Os shtetl, redutos habitacionais
dos judeus na Europa do leste, após a Primeira Guerra Mundial, encontravam-se
fisicamente destruídos, habitados por indivíduos igualmente arruinados, sem
sustento, sem pão e sem fé. Os judeus da Galícia de então, vivos num mundo
agonizante, não voltaram seus olhos uma outra vez para a tradição judaica e o
mundo, senão repletos de desolação, desorientação e sentimento de abandono. Não
obstante a agonia da diáspora, em Israel uma renovada vida judaica mirava o futuro
e fazia ebulir a chamada questão judaica. Um choque entre essas direções, a da
diáspora e a da Terra de Israel, criaria uma ideia suspensa, imbuída de
nostalgia, sobre o que já foi, o que é, e como será o povo judeu.

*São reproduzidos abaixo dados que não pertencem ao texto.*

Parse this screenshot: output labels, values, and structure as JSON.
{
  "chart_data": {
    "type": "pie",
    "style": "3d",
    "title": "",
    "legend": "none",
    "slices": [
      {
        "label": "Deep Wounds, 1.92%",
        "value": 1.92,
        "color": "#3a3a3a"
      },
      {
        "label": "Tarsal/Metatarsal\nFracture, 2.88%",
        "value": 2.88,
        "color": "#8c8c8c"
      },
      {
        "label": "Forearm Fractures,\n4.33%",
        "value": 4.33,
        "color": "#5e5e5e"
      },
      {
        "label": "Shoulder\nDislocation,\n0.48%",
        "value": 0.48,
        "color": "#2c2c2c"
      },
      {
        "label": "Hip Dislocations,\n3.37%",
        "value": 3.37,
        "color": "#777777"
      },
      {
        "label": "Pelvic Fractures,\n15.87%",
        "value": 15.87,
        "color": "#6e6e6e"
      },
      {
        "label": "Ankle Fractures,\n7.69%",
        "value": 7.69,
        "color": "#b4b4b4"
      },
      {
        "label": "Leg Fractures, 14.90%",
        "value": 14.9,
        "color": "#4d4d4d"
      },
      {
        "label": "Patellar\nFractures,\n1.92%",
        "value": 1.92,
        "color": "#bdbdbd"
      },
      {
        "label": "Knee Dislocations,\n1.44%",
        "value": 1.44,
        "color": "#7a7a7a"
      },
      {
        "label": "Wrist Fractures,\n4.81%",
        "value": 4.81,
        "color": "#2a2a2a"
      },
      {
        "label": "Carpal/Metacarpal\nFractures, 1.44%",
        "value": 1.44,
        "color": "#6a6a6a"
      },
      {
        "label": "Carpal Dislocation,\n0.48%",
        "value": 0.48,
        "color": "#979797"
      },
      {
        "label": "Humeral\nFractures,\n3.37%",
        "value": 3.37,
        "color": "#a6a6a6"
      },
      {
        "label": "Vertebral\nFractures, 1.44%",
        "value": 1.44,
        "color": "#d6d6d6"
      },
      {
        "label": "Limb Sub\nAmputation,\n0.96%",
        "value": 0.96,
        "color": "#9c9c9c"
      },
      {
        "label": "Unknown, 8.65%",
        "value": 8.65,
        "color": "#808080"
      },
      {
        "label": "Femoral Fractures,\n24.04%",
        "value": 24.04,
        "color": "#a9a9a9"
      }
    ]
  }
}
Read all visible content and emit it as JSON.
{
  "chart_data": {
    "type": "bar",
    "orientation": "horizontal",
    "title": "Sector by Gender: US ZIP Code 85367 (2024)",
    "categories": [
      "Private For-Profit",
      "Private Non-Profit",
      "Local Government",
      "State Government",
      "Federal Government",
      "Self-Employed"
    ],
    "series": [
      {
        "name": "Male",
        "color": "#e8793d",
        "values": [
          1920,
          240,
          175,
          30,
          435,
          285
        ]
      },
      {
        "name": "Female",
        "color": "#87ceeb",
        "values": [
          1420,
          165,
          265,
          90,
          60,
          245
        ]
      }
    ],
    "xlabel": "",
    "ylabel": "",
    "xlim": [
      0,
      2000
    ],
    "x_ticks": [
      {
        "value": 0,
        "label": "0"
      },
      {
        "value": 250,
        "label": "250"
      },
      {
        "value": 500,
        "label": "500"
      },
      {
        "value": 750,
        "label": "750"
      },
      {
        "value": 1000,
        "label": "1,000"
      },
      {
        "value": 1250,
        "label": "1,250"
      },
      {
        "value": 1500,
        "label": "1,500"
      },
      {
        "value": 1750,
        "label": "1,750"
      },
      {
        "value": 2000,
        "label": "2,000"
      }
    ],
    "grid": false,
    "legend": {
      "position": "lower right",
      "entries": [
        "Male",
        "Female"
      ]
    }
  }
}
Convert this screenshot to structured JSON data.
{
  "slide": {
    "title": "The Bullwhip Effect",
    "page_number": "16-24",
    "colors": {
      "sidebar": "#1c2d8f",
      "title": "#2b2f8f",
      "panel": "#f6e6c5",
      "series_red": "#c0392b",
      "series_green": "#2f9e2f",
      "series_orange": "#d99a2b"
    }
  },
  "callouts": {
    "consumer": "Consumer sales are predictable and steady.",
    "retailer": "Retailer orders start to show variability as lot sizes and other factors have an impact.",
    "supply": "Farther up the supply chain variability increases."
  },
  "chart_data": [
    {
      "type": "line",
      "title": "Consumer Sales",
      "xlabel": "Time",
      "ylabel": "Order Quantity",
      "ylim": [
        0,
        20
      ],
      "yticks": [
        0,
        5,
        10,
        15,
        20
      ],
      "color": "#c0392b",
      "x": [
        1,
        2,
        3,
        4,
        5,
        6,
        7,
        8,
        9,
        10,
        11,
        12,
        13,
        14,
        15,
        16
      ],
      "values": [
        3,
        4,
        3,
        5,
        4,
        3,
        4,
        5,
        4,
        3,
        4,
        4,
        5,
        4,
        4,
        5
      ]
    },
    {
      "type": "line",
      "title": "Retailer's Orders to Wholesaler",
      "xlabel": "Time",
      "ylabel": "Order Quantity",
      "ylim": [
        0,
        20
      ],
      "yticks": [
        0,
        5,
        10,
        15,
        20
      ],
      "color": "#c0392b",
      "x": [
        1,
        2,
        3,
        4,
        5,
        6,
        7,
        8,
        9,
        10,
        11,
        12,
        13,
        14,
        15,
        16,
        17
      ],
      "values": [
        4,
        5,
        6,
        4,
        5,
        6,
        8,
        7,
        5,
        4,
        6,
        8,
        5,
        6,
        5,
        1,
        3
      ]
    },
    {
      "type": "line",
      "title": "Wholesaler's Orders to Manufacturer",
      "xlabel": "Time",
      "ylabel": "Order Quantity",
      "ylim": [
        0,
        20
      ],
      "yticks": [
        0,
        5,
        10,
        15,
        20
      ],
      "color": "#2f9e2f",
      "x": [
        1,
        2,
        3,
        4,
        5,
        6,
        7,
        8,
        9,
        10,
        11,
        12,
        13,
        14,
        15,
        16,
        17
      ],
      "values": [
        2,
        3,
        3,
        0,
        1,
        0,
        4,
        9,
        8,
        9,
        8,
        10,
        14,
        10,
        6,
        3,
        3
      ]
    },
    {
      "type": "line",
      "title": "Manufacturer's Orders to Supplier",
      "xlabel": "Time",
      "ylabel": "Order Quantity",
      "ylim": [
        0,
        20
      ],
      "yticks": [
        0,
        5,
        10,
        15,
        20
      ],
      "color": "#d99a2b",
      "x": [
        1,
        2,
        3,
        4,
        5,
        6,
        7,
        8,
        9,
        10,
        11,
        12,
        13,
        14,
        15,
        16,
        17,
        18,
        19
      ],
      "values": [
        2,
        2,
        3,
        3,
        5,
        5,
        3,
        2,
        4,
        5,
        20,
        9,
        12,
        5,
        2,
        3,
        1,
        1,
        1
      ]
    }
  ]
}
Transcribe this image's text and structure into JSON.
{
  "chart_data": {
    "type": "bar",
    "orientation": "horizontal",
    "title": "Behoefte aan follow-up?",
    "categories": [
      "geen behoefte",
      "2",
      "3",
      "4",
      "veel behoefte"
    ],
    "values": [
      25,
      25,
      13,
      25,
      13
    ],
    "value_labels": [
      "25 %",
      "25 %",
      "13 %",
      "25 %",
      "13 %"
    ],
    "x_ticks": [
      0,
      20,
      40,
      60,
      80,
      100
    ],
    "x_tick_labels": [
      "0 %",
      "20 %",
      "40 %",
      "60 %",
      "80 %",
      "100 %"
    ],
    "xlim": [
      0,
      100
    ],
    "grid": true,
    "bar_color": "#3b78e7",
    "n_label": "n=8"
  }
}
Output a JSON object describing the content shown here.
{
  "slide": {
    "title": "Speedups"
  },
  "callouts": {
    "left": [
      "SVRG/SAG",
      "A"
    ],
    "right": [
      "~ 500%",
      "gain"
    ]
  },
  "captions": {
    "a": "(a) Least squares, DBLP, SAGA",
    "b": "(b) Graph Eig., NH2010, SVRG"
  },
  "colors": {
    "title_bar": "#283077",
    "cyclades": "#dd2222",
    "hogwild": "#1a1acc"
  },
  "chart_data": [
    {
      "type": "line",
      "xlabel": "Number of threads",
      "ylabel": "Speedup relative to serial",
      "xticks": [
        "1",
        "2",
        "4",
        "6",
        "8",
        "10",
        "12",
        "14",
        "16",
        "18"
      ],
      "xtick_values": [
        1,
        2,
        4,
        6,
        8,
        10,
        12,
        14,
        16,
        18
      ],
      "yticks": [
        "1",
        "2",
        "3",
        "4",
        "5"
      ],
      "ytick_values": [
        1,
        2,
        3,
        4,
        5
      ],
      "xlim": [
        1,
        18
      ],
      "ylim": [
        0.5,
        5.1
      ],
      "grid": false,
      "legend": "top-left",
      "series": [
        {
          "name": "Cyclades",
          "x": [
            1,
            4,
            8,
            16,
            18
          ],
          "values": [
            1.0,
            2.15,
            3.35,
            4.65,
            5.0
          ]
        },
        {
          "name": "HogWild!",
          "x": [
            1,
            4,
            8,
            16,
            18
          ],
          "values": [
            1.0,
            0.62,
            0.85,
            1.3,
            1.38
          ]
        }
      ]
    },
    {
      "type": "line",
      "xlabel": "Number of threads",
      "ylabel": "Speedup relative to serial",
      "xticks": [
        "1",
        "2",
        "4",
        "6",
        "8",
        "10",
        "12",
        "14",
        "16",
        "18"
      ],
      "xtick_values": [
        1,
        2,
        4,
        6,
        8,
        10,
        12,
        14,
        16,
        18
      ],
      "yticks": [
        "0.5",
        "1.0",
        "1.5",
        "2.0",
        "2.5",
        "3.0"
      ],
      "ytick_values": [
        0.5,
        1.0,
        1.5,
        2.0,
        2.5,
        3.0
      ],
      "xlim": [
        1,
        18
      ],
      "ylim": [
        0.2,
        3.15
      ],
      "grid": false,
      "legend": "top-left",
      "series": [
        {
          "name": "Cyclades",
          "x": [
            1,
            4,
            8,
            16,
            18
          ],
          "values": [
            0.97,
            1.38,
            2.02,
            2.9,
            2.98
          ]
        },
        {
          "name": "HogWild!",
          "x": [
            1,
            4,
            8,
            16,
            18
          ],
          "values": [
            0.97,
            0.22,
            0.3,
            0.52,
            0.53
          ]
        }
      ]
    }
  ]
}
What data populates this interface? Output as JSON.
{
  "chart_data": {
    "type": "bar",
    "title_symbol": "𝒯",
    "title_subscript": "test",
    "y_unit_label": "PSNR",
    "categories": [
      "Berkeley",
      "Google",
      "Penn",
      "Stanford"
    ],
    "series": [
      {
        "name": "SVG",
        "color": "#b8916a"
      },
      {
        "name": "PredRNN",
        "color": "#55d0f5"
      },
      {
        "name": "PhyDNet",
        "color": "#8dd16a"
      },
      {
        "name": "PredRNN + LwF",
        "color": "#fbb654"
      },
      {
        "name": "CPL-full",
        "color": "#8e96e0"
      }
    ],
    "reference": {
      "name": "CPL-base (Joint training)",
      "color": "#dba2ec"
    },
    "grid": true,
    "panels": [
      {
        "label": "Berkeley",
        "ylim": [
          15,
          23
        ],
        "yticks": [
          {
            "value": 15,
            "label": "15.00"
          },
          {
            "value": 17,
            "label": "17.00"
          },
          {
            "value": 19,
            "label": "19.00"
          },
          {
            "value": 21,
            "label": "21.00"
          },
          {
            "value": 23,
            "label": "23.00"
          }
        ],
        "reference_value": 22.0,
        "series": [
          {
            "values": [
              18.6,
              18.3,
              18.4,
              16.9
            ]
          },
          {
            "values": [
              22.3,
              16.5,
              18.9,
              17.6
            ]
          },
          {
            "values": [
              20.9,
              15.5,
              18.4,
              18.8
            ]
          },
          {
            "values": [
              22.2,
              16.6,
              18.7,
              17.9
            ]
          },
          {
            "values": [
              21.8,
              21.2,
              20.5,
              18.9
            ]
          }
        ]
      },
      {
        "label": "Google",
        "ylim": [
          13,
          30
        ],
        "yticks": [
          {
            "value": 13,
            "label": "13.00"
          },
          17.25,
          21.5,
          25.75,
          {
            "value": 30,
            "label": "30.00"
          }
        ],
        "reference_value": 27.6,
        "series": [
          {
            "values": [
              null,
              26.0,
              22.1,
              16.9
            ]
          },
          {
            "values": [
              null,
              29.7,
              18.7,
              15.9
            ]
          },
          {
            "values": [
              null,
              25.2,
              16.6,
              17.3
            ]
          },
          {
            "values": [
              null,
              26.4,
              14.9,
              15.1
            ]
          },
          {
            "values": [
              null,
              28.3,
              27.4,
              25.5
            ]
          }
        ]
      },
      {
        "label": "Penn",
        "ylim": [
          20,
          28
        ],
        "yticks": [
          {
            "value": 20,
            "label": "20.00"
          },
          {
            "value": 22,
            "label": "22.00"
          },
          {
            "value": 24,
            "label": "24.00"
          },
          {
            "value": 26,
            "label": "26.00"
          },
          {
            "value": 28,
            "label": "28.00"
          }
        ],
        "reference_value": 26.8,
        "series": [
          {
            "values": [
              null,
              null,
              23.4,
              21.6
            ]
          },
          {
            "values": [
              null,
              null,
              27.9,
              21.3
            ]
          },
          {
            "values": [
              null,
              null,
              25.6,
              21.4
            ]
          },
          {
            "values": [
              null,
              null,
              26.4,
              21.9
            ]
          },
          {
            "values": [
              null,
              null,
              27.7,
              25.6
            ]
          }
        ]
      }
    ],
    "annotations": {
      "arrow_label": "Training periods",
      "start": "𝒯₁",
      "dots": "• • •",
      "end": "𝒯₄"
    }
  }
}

Movido, dentre outras coisas, por esse
choque, o escritor israelense Shmuel Iossef Agnon (1887-1970), compõe o
romance que viria a ser considerado a sua obra-prima. Hóspede por uma noite,
publicado pela primeira vez em 1938, é um relato ficcional de um judeu que,
após residir por muitos anos em Israel, retorna à sua cidade natal, Szibusz,
para uma breve visita que se transforma numa longa estadia. Inspirado em uma
visita que Agnon fez à sua cidade natal, Buczacz, em 1930, Hóspede por uma
noite, entrelaçando autobiografia e ficção, reflete sobre o mundo suspenso no
qual se encontram aqueles judeus de Szibusz, optando para isso pelo difícil e
cambiante caminho entre a incerteza dos fatos e a certeza das tradições. Esse
caminho, mais que um mero acaso discursivo, é uma construção consciente de
Agnon para pensar mais profundamente tudo aquilo que seus olhos veem. A
importância central da dúvida no romance em questão, bem como os significativos
desdobramentos da tensão entre desolação e fé, são os temas sobre os quais este
texto pretende refletir.
II.
O narrador de Hóspede por uma
noite, reencontra, em meio ao que sobrou de Szibusz, a velha casa de estudos
tão bem aproveitada por ele em sua juventude. Visto que este recinto está quase
completamente abandonado tanto física quanto espiritualmente, ele, ao receber
casualmente a chave do lugar, incumbe-se de cuidá-lo, dar-lhe utilidade e vida.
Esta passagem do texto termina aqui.